What is benign lymphoplasmacytic plaque?
Benign lymphoplasmacytic plaque is a pseudolymphoma in children characterised by one or more chronic skin lesions, either solitary or in linear clusters, that have a characteristic polyclonal plasma cell infiltrate on histology. It was first described in 2009, with few reported cases so far.
Benign lymphoplasmacytic plaque has also been called cutaneous lymphoplasmacytic lymphoma and pretibial lymphoplasmacytic plaque.
Who gets benign lymphoplasmacytic plaque?
Benign lymphoplasmacytic plaque has mostly been reported to affect female children between the ages of 7 and 15 years. Isolated cases have been described in adult males over the age of 60. It seems to predominantly affect people of Caucasian descent, although cases have also been described in Japanese, African, and South Asian (Indian) children.
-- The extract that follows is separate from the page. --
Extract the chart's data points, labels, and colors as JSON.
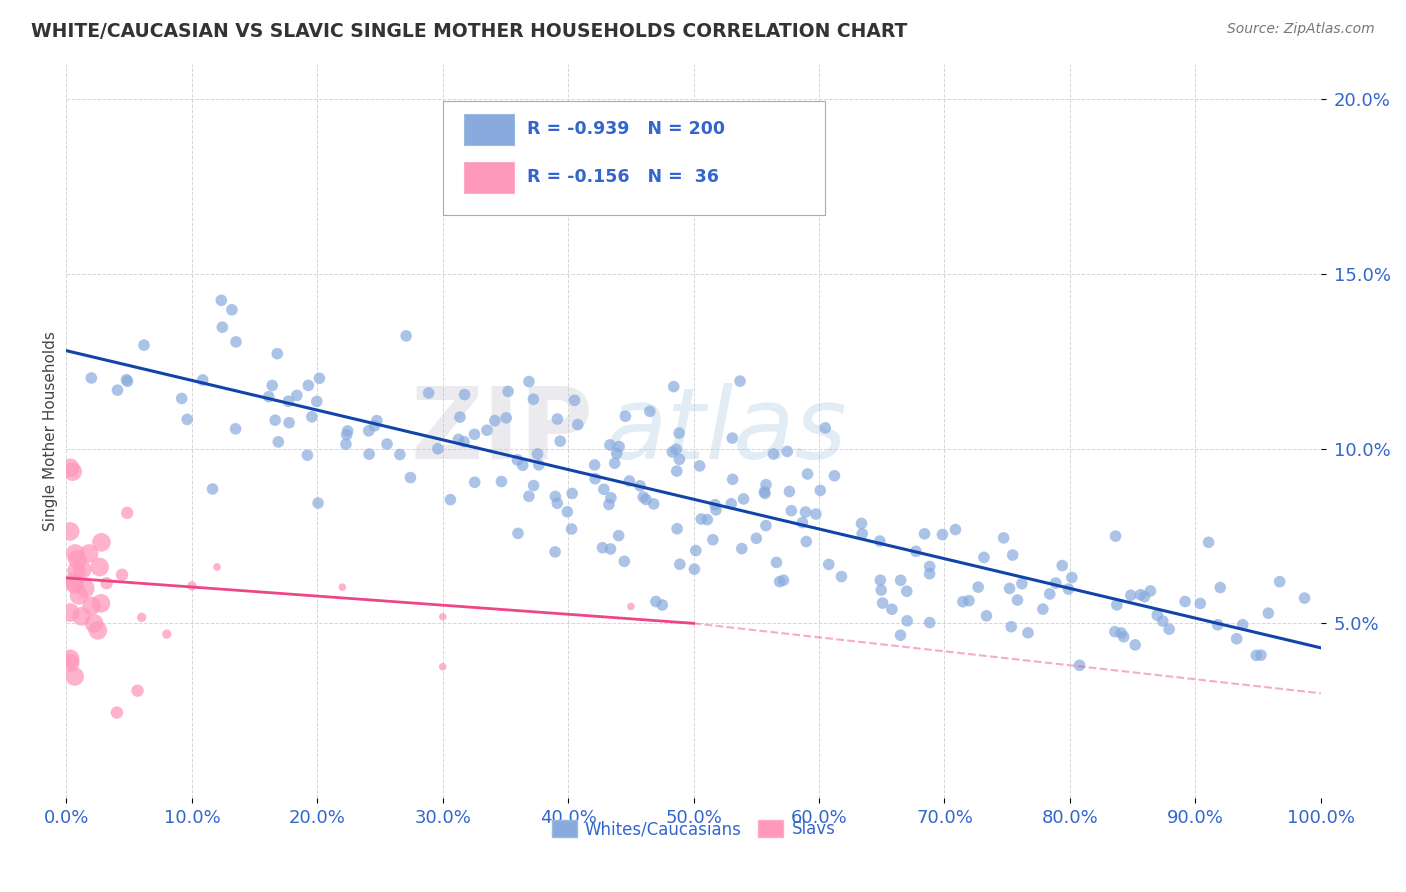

What causes benign lymphoplasmacytic plaque?
The cause of benign lymphoplasmacytic plaque is unknown. Preceding trauma to the affected area has been noted in a few cases, but no direct correlation has been confirmed.
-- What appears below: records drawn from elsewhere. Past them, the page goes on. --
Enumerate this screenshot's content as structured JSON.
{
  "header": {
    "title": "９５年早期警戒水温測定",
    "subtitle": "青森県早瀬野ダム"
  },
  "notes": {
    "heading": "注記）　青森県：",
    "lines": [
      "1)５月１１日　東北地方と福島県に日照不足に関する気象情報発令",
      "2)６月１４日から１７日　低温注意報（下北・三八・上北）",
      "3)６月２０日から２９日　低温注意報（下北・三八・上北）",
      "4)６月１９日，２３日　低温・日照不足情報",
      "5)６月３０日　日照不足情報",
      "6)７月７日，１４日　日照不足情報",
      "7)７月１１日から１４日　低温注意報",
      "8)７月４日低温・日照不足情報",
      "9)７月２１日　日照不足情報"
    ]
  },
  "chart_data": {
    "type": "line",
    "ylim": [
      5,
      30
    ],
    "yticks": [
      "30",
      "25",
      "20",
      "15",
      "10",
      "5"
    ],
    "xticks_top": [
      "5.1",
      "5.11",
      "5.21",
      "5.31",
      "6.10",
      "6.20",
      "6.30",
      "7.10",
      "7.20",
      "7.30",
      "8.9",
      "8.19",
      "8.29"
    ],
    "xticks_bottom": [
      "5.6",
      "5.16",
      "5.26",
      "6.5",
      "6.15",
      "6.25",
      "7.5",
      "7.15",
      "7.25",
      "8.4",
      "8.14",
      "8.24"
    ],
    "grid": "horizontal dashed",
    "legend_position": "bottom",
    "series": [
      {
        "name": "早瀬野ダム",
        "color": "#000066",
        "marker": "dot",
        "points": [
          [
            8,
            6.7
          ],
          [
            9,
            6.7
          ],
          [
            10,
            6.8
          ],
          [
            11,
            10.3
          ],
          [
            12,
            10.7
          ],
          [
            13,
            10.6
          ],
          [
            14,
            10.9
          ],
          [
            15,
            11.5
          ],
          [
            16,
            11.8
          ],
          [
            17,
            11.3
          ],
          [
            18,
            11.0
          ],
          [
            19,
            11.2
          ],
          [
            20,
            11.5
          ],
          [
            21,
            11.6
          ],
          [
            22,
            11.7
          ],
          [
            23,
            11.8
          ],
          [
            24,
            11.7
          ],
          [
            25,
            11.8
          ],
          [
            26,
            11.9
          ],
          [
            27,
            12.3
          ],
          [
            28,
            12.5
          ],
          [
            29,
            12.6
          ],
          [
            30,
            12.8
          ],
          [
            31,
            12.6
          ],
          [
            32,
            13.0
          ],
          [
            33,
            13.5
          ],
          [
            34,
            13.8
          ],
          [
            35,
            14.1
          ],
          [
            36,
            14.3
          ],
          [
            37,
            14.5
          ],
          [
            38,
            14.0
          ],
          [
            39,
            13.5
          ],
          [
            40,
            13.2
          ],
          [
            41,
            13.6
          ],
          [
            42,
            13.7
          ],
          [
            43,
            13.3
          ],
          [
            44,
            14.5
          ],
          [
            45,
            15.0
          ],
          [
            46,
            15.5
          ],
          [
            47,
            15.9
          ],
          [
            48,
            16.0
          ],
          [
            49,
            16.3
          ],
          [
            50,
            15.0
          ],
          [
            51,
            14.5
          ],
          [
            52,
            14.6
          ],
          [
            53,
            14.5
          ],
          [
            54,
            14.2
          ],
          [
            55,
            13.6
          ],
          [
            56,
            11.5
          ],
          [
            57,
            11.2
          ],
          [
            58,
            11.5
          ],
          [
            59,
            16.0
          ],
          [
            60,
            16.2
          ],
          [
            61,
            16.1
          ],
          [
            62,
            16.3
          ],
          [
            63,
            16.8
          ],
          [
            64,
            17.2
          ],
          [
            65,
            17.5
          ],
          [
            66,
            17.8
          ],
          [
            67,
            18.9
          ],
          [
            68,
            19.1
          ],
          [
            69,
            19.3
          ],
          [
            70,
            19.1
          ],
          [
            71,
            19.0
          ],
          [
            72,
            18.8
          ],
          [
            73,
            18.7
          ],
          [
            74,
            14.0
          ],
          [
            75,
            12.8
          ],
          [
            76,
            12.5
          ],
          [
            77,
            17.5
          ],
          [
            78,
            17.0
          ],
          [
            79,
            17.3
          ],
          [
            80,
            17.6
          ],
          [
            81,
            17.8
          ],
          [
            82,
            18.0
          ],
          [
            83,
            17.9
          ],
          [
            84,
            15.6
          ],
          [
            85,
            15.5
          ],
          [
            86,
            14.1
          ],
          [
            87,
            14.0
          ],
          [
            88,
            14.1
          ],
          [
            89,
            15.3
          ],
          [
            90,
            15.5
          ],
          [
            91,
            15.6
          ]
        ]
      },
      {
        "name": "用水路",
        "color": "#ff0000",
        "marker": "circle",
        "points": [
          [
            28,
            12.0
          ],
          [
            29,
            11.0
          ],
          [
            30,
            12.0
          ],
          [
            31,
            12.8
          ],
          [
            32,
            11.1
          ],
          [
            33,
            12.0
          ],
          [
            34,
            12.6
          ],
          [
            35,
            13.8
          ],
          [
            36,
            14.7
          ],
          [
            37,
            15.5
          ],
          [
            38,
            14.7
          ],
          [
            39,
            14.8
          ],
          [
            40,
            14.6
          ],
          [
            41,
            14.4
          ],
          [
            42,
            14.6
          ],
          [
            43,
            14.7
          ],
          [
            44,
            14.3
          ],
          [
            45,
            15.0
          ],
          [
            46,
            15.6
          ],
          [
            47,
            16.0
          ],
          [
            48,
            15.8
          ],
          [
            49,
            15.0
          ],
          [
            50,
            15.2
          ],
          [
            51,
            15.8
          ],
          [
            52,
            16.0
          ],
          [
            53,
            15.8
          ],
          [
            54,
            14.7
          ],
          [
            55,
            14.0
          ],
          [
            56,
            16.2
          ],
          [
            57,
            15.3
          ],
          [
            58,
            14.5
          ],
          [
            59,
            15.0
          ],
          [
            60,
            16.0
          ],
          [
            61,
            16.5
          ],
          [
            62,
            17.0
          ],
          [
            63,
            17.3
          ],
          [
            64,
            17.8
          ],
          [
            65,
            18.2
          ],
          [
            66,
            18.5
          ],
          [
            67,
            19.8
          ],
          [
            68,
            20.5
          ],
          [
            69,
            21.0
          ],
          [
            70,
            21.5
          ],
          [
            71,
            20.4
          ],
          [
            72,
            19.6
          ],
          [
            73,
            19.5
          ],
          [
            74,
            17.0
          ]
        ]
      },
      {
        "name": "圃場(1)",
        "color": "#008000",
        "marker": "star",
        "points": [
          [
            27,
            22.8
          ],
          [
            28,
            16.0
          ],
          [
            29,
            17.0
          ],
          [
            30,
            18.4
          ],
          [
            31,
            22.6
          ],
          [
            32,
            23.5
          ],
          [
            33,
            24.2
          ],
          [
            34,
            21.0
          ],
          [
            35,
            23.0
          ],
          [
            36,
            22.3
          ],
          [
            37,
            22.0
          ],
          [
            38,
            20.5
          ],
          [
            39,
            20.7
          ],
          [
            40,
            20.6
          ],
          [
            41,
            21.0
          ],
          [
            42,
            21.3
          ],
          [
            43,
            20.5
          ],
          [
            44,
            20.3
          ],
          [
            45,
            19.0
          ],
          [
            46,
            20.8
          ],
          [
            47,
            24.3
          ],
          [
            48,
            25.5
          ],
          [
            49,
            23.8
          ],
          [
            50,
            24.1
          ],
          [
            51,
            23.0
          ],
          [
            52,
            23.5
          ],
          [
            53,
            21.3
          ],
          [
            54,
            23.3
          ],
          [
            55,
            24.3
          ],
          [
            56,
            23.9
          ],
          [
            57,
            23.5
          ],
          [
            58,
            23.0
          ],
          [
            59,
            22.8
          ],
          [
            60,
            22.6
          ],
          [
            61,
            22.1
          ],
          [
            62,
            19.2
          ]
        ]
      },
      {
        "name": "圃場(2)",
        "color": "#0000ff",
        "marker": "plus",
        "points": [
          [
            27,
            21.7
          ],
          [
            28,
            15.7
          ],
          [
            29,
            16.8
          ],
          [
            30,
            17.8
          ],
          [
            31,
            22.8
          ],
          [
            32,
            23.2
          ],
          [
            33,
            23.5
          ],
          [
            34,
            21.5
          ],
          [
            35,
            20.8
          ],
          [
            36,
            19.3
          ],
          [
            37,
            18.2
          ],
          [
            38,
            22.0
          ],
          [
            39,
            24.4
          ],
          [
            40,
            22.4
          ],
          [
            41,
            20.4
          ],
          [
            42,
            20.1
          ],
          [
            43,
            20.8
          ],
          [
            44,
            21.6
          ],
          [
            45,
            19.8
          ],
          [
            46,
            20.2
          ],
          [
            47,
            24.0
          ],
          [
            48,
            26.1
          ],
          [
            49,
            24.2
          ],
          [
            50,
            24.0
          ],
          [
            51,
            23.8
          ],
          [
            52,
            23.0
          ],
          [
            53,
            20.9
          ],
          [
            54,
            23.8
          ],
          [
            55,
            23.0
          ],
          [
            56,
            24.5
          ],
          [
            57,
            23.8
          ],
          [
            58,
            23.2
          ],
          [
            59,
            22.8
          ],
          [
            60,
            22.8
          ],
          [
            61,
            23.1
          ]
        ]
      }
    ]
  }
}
What are the clinical features of benign lymphoplasmacytic plaque?
Benign lymphoplasmacytic plaque presents as a solitary chronic, persistent, and asymptomatic skin lesion that is resistant to topical and systemic treatment. Clusters of similar lesions often in a linear pattern may occur.
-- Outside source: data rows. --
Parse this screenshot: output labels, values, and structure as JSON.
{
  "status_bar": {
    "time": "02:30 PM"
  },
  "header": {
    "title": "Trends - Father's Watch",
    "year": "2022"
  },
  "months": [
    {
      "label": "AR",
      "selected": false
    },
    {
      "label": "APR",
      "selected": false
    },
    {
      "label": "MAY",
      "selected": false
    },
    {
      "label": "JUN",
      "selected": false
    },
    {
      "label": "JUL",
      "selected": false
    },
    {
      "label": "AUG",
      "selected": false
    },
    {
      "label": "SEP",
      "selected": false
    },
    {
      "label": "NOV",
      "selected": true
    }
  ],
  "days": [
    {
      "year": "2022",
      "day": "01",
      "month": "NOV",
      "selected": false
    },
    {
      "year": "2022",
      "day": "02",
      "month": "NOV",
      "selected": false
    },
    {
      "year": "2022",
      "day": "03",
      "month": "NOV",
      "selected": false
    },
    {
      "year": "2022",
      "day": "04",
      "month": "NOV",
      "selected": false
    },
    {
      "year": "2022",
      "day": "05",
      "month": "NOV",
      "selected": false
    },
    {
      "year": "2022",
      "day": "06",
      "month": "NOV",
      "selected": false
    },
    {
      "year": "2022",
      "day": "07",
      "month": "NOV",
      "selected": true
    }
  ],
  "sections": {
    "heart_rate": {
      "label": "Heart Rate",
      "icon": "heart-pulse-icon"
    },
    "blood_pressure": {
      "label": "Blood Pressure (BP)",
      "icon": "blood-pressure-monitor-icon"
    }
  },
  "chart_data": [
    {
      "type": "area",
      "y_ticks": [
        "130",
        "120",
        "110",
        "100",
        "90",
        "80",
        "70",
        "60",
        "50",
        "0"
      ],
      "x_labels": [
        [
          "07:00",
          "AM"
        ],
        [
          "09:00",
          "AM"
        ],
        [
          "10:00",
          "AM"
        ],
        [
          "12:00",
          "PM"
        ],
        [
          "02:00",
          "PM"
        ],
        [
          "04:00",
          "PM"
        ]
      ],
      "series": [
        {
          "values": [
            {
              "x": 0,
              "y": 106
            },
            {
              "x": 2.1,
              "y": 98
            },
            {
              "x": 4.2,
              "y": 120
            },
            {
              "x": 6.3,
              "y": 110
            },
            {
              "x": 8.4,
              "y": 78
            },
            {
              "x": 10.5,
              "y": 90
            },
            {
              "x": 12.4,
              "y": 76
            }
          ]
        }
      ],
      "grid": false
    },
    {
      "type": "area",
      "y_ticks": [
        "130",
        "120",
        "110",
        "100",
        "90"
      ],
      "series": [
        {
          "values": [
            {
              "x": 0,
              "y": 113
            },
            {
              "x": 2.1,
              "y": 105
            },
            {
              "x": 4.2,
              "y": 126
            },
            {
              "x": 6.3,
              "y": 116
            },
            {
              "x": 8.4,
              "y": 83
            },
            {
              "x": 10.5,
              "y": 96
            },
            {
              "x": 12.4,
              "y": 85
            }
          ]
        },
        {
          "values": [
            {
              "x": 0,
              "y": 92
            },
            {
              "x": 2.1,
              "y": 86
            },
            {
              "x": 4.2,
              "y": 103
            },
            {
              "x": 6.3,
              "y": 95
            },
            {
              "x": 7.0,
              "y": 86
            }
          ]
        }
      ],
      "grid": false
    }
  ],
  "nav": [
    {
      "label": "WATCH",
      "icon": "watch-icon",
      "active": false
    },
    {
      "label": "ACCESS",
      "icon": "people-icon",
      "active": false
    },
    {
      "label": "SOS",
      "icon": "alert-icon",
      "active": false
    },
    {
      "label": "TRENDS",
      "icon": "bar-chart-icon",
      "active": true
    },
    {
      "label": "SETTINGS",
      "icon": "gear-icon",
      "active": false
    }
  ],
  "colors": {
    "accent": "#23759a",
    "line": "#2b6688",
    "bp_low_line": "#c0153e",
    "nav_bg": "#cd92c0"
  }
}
- The mean duration is 3 years.
- The lesion is a variable, reddish-brown, painless papule, or a scaly plaque.
- They most often affect the lower legs, but may also arise on the trunk, upper limbs, and buttocks.
- There are usually no other lesions elsewhere, and there are no systemic symptoms.
How is benign lymphoplasmacytic plaque diagnosed?
A skin biopsy is required as the diagnosis of benign lymphoplasmacytic plaque is made by dermatopathology and clinicopathologic correlation. The defining, compulsory histological findings are:
- Dense lymphoplasmacytic infiltrate
- The presence of large numbers of plasma cells
- The absence of clonality of plasma cells ie, polyclonal plasma cell infiltrate
- No atypical cells in the infiltrate.
Epithelioid granulomas may be seen.
Other tests should be performed to rule out infections, specifically atypical mycobacteria, leishmaniasis, borreliosis, syphilis, and fungal infections. The plasma cells must be tested for clonality to exclude the possibility of a lymphoproliferative disorder.
What is the differential diagnosis for benign lymphoplasmacytic plaque?
- Primary cutaneous plasmacytosis
- Acral lymphomatous angiokeratoma of children (APACHE)
- Infectious causes of cutaneous plasma cell infiltrates
- Plasma cell tumours such as lymphocytoma cutis
What is the treatment for benign lymphoplasmacytic plaque?
Benign lymphoplasmacytic plaque can be removed by surgical excision. Topical steroids and systemic steroids, intralesional steroid injection, partial removal by shave excision, and oral antibiotics have not proved successful.
What is the outcome for benign lymphoplasmacytic plaque?
It is uncertain how benign lymphoplasmacytic plaque progresses long term. Two cases persisting for ten years have been reported with no clinical changes. Spontaneous regression have not been reported.